Background: Vitamin D is associated with a variety of health outcomes, but the exact definition of vitamin D sufficiency remains controversial.
Aim: We sought to define skeletal-related vitamin D sufficiency by estimating maximum PTH suppression in the U.S. population.
Methods: We performed a cross-sectional analysis of the National Health and Nutrition Examination Survey (NHANES), 2003-2006. We examined the association between serum 25-hydroxyvitamin D (25OHD) level and serum PTH level in 14,681 participants aged ≥6 yr. We also evaluated the 25OHD-PTH association using 2 thresholds of hyperparathyroidism: PTH≥45 pg/ml and ≥75 pg/ml.

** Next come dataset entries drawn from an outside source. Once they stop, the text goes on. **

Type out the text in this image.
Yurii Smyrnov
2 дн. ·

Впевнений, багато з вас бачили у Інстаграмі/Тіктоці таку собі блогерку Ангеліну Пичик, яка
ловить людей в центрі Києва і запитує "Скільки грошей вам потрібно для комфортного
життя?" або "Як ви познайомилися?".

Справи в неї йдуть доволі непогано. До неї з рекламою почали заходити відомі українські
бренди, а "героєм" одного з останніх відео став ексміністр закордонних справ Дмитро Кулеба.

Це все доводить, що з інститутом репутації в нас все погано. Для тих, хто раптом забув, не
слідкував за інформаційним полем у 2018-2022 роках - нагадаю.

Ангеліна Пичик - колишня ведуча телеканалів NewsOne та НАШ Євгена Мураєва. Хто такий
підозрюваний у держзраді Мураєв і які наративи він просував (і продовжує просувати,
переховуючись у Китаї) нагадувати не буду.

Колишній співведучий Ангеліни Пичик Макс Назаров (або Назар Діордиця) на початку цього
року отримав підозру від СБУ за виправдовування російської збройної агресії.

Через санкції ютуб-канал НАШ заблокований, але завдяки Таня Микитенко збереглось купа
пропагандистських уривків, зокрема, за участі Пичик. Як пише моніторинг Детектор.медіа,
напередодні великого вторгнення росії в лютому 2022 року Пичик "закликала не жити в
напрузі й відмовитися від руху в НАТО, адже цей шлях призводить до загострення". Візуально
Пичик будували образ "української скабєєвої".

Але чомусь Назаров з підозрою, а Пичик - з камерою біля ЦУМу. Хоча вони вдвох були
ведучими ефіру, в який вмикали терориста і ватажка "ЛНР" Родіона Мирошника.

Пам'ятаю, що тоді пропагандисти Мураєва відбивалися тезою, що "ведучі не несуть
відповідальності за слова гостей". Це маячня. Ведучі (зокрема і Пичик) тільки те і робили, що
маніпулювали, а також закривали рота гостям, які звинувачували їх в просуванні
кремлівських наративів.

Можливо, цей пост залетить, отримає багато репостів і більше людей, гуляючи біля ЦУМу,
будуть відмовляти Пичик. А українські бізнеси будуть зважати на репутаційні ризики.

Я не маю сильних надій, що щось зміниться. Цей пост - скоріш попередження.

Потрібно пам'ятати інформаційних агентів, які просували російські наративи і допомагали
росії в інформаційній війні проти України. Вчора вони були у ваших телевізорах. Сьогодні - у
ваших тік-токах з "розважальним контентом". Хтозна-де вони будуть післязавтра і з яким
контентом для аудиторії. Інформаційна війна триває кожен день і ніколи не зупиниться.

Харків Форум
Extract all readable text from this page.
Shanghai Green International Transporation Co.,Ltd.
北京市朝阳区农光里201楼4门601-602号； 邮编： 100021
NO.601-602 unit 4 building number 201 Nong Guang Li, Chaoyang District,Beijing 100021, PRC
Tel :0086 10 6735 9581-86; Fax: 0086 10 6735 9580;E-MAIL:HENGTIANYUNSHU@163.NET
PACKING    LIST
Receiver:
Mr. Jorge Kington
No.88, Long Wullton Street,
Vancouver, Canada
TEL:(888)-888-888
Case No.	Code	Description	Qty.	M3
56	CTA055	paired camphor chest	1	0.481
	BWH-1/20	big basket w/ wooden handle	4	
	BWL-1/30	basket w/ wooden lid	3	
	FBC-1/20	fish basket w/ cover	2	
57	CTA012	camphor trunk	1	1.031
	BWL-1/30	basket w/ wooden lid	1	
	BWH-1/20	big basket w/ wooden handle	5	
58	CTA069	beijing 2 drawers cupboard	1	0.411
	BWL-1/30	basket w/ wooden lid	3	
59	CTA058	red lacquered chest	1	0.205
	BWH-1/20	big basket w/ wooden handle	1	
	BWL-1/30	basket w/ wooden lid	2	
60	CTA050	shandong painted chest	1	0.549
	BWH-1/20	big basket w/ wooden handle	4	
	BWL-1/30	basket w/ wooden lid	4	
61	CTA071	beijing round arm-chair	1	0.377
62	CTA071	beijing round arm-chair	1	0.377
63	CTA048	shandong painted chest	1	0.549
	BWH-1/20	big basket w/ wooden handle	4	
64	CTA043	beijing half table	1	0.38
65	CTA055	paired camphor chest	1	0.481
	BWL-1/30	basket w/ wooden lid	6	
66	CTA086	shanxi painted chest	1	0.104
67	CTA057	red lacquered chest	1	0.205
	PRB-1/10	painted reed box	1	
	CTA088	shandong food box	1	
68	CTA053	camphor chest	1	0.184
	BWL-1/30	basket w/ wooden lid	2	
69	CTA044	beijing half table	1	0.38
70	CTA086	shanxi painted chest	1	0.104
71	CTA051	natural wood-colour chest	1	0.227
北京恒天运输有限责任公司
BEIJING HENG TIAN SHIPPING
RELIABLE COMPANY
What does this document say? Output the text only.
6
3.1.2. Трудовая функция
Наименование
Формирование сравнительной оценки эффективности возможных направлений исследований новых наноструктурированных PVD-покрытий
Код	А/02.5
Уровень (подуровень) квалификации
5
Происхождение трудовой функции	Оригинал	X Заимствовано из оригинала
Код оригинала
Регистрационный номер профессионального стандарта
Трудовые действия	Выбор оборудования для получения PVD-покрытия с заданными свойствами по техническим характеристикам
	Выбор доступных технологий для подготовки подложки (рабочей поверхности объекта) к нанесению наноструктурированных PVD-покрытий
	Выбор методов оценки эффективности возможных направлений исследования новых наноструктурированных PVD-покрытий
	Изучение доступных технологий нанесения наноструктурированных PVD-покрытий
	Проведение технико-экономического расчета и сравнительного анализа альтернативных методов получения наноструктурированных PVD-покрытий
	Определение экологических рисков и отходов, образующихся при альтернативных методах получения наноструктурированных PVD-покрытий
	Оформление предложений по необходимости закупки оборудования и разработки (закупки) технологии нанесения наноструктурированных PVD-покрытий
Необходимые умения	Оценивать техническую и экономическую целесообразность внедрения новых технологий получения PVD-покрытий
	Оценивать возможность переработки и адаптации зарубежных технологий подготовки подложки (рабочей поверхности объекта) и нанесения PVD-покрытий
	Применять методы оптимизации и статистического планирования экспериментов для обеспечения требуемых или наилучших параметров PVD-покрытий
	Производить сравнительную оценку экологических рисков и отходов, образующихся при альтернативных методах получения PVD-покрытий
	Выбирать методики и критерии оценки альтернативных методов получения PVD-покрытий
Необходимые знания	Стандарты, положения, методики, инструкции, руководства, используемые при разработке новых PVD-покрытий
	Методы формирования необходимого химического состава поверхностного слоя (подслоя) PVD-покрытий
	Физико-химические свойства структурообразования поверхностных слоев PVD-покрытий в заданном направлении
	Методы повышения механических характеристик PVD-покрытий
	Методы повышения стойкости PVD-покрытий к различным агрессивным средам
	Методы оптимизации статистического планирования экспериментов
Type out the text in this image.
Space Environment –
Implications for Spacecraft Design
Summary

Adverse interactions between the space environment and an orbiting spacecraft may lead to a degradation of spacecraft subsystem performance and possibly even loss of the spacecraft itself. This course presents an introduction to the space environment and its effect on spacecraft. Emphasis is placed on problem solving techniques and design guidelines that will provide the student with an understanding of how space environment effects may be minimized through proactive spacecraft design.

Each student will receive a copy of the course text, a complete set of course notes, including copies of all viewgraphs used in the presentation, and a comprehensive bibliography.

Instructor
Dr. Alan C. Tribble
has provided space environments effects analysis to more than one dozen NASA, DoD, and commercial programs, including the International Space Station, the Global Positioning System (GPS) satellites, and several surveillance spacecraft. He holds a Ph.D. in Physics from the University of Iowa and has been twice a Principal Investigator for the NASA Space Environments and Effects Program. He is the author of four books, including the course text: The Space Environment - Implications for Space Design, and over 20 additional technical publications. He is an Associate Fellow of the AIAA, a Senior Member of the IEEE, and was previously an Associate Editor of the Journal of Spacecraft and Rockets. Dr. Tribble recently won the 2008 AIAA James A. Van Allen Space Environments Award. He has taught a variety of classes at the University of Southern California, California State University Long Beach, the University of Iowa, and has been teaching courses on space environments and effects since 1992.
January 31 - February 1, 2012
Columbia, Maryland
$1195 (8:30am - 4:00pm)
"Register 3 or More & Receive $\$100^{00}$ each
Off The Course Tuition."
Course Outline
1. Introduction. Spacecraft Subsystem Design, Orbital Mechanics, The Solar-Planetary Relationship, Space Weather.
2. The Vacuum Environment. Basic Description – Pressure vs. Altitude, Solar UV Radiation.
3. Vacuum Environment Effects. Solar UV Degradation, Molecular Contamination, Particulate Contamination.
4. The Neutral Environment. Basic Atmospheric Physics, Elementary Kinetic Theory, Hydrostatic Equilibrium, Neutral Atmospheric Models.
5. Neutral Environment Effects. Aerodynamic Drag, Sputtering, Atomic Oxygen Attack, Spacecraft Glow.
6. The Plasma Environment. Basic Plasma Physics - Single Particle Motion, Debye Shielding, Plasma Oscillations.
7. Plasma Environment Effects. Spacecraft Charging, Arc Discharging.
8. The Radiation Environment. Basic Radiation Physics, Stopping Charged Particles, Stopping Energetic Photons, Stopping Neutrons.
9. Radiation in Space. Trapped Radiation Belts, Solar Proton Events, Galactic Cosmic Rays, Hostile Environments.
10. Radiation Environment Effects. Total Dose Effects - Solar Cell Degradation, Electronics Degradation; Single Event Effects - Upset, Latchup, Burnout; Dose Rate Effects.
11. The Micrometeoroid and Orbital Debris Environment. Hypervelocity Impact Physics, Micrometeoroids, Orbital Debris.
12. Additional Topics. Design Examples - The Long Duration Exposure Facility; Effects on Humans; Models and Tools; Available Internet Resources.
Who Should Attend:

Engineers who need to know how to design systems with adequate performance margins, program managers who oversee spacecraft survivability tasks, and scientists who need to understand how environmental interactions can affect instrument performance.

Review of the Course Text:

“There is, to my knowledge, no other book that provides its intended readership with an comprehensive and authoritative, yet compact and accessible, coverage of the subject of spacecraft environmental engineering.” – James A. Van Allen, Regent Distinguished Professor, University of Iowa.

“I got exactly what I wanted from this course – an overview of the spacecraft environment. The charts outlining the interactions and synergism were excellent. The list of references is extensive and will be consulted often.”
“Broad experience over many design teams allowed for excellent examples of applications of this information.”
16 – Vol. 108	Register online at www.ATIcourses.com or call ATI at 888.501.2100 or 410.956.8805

Results: The mean 25OHD level was 24 ng/ml and mean PTH was 42 pg/ml. PTH≥45 pg/ml was present in 35% of the population, while PTH≥75 pg/ml was present in 7%. The prevalence of 25OHD levels <40 ng/ml and <30 ng/ml was 95% and 77%, respectively. In both unadjusted and adjusted models, there was a strong inverse relationship between 25OHD and PTH. Compared to 25OHD≥40 ng/ml, the 25OHD-PTH association was 2.36 [95% confidence interval (CI), 2.08-2.67] times greater for 25OHD<5 ng/ml and 1.12 (95%CI, 1.07-1.17) times greater for 25OHD 30-39.9 ng/ml. Compared to 25OHD≥40 ng/ml, 25OHD levels of 20- 29.9 ng/ml [odds ratio (OR) 2.0 (95%CI, 1.4-2.8)] but not 30- 39.9 ng/ml [OR 1.1 (95%CI, 0.8-1.6)] were independently associated with PTH≥45 pg/ml.
Conclusions: Optimal vitamin D status, defined by estimated maximum PTH suppression, does not occur until at least 25OHD levels ≥40 ng/ml. Using these thresholds, most of the U.S. population needs more vitamin D. Large, prospective studies are needed to determine optimal vitamin D supplementation.